Lucinda Connell, Senior Solicitor with North East’s leading Divorce and Family Law Specialists, Major Family Law, states National Family Mediation, which is the largest provider of family mediation in England and Wales, has called for closer practical collaboration between lawyers and family mediators.
In a recent speech to Birmingham Law Society Jane the chief executive officer of NFM, Jane Robey, acknowledges that “gaps” have sprung up between the interests of professional mediators and solicitors, but went on to say that family mediators want a genuine partnership with members of the legal profession to help people access quality legal advice on the options for their futures which they developed in mediation.
Urging NFM and Law Society discussions to begin, Ms Robey outlines three initial proposals for closer mediator–solicitor collaboration:
On lawyers seeing both parties
Referring to the recent recommendations of the government’s Family Mediation Task Force she says:
“One of the recommendations provides an opportunity for us to do something different and that is for a lawyer to be able to see both parties who have been in mediation. I want to work together with the legal profession to achieve that change. I appreciate there are regulations but I think it is worth looking at. It will help us all provide more holistic services for families, it will keep the whole families interests and needs in the frame and will call time on adversarial proceedings.”
On fixed fee advice
“Another opportunity for working together is to get the help with mediation working for all clients not just the legally-aided. I know family lawyers are grappling with the fixed fee for family matters. Maybe there is a parallel here with fixed fee conveyancing which as we know has been around for many years. For us to be able to tell clients that they can have advice on the options they have developed in mediation and drafting services for a fixed would be enormously beneficial.”

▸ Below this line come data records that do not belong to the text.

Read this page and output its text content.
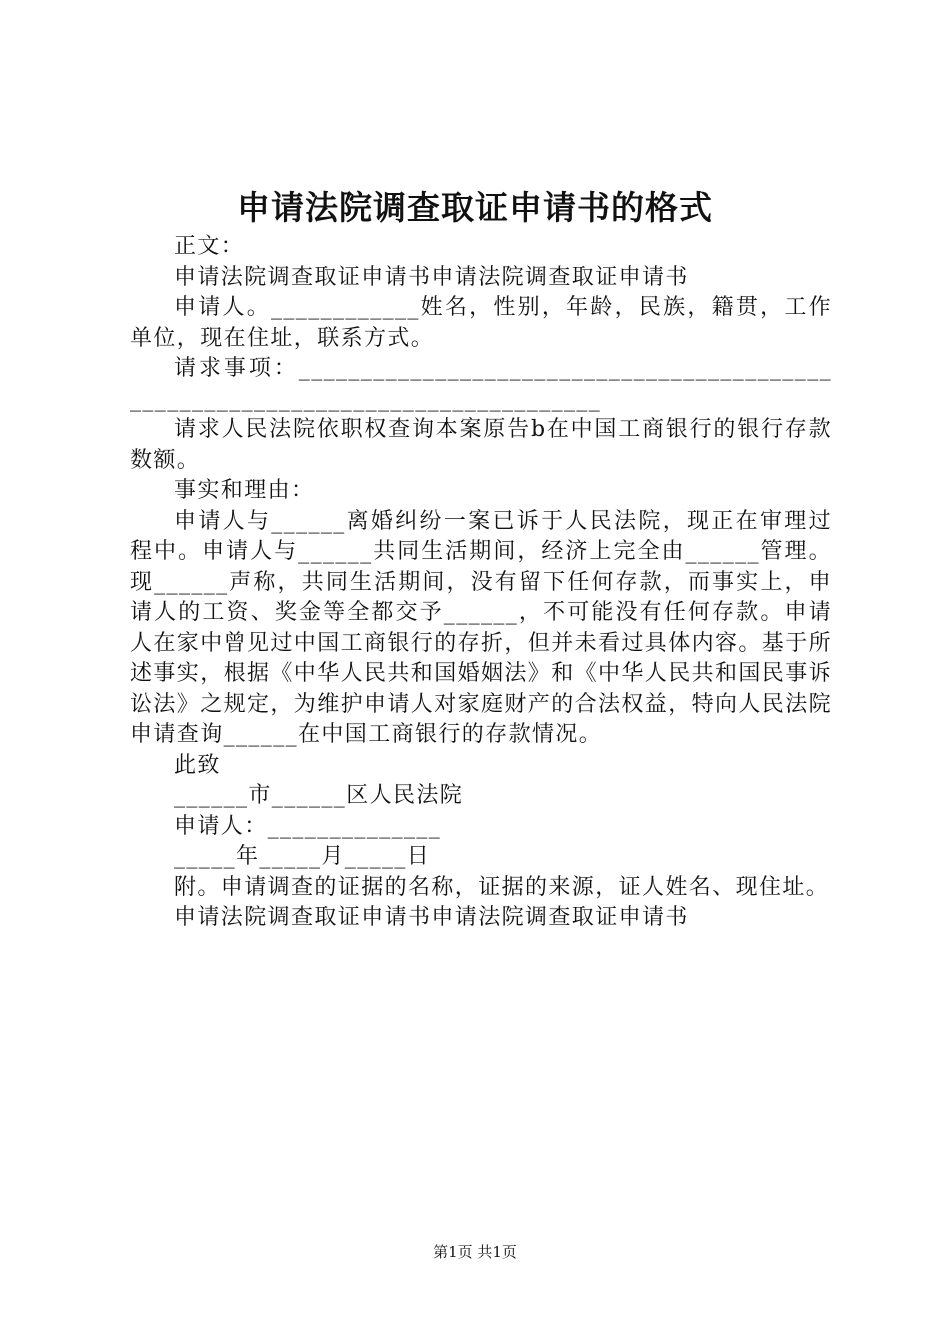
申请法院调查取证申请书的格式

正文：

申请法院调查取证申请书申请法院调查取证申请书

申请人。____________姓名，性别，年龄，民族，籍贯，工作单位，现在住址，联系方式。

请求事项：_________________________________________________________________________________

请求人民法院依职权查询本案原告b在中国工商银行的银行存款数额。

事实和理由：

申请人与______离婚纠纷一案已诉于人民法院，现正在审理过程中。申请人与______共同生活期间，经济上完全由______管理。现______声称，共同生活期间，没有留下任何存款，而事实上，申请人的工资、奖金等全都交予______，不可能没有任何存款。申请人在家中曾见过中国工商银行的存折，但并未看过具体内容。基于所述事实，根据《中华人民共和国婚姻法》和《中华人民共和国民事诉讼法》之规定，为维护申请人对家庭财产的合法权益，特向人民法院申请查询______在中国工商银行的存款情况。

此致

______市______区人民法院

申请人：______________

_____年_____月_____日

附。申请调查的证据的名称，证据的来源，证人姓名、现住址。

申请法院调查取证申请书申请法院调查取证申请书

第1页 共1页
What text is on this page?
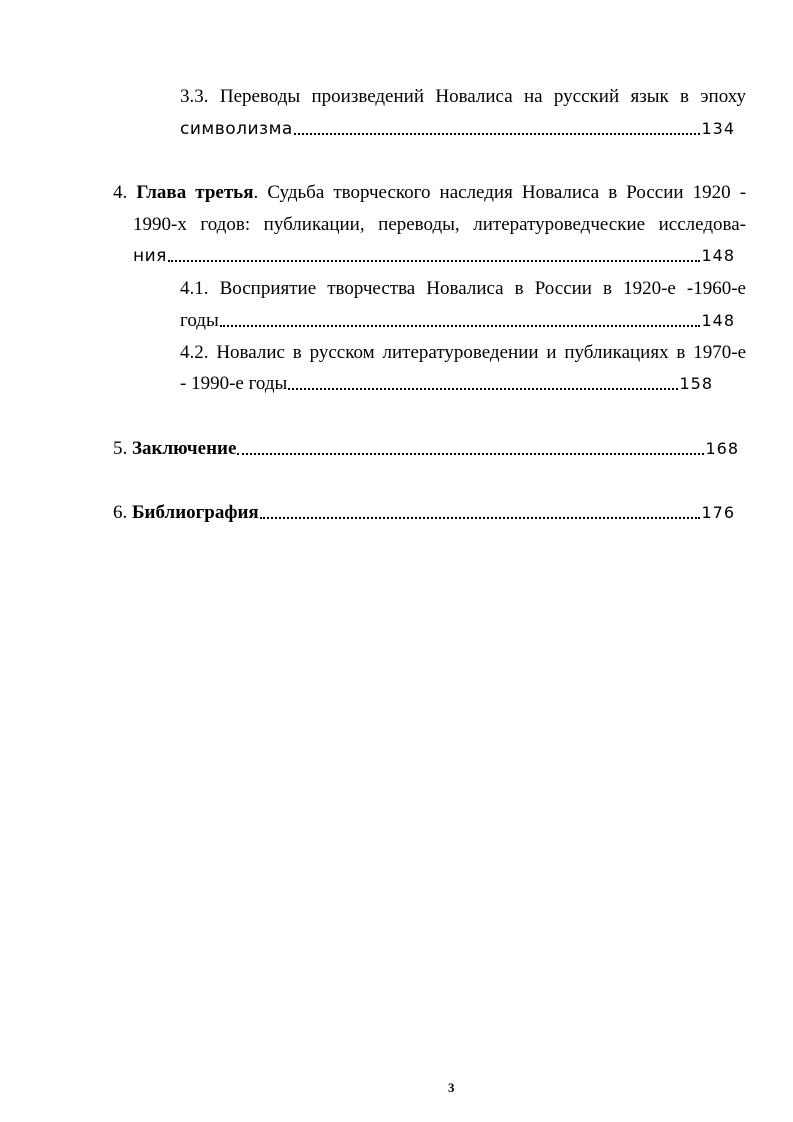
3.3. Переводы произведений Новалиса на русский язык в эпоху
символизма	134
4. Глава третья. Судьба творческого наследия Новалиса в России 1920 -
1990-х годов: публикации, переводы, литературоведческие исследова-
ния	148
4.1. Восприятие творчества Новалиса в России в 1920-е -1960-е
годы	148
4.2. Новалис в русском литературоведении и публикациях в 1970-е
- 1990-е годы	158
5. Заключение	168
6. Библиография	176
3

On the recommendations of the Financial Remedies Report
“The Financial Remedies Report recommends a unified procedure for financial order applications after a divorce and Children Act Schedule 1 applications. This I think will be hugely beneficial for families and keeps the money closely aligned to the children. There is also the fact that the MIAM is compulsory for both child issues and financial remedies and at every point there is emphasis on out of court settlement. which means there are opportunities for us to support families and the courts as people hover between the steps of court and reaching settlement.”
Jane Robey’s speech is clear in some requests she has for the legal profession, including an acknowledgement that a great many of the issues that form the basis of court battles are not necessarily legal ones:
“If a mediated agreement is manifestly unfair to one party or the other then legal intervention is right and just. But I speak with many years’ experience – and I know many here will nod in agreement – when I say that in the large majority of cases what’s being argued about in the settlement isn’t the cake on the table, but the crumbs falling from it. We all know the plethora of cases we’ve been involved in where the Judge’s adjudication revolves around issues that are relatively minor in the grand scheme of things, like pick-up times from school. Yet those aren’t and shouldn’t be seen as a legal issue.
I want it recognised that families need legal advice and intervention that is proportionate – and relevant to what they have already been able to agree between themselves.”
Jane Robey also outlines how the dramatic increase in the number of unrepresented people is profoundly affecting the types of questions people are asking NFM, reporting that those who used to approach NFM had more often than not had the benefit of some early legal advice which provided some realism about the options available and helped manage client expectation.
It is evident that legal advice and mediation are not mutually exclusive nor replacements for the other. Indeed, the message clearly is that the future lies in the provision of mediation to separating couples who are at the same time able to access and receive quality legal advice. This is not a particularly new idea and the desirability of providing an option for legal advice and mediation to be offered in tandem and cost effectively has led to the creation of the innovative Lawyer Supported Mediation, founded by trained family mediator, Marc Lopatin.
Lawyer Supported Mediation (LSM) is a new approach for resolving financial and children issues arising from a relationship breakdown. LSM is an ideal choice for separating partners who, although in disagreement, want to avoid the expense of more costly lawyer-led proceedings. The LSM approach includes the use of local panels of independent expert family lawyers and mediators. The carefully selected LSM panel lawyers work in partnership with a mediator to provide the legal advice and documentation required to support mediation. By providing price certainty through fixed fee legal advice, Lawyer Supported Mediation is a very cost effective way of helping parties reach a binding settlement whilst ensuring both parties have quality independent legal advice.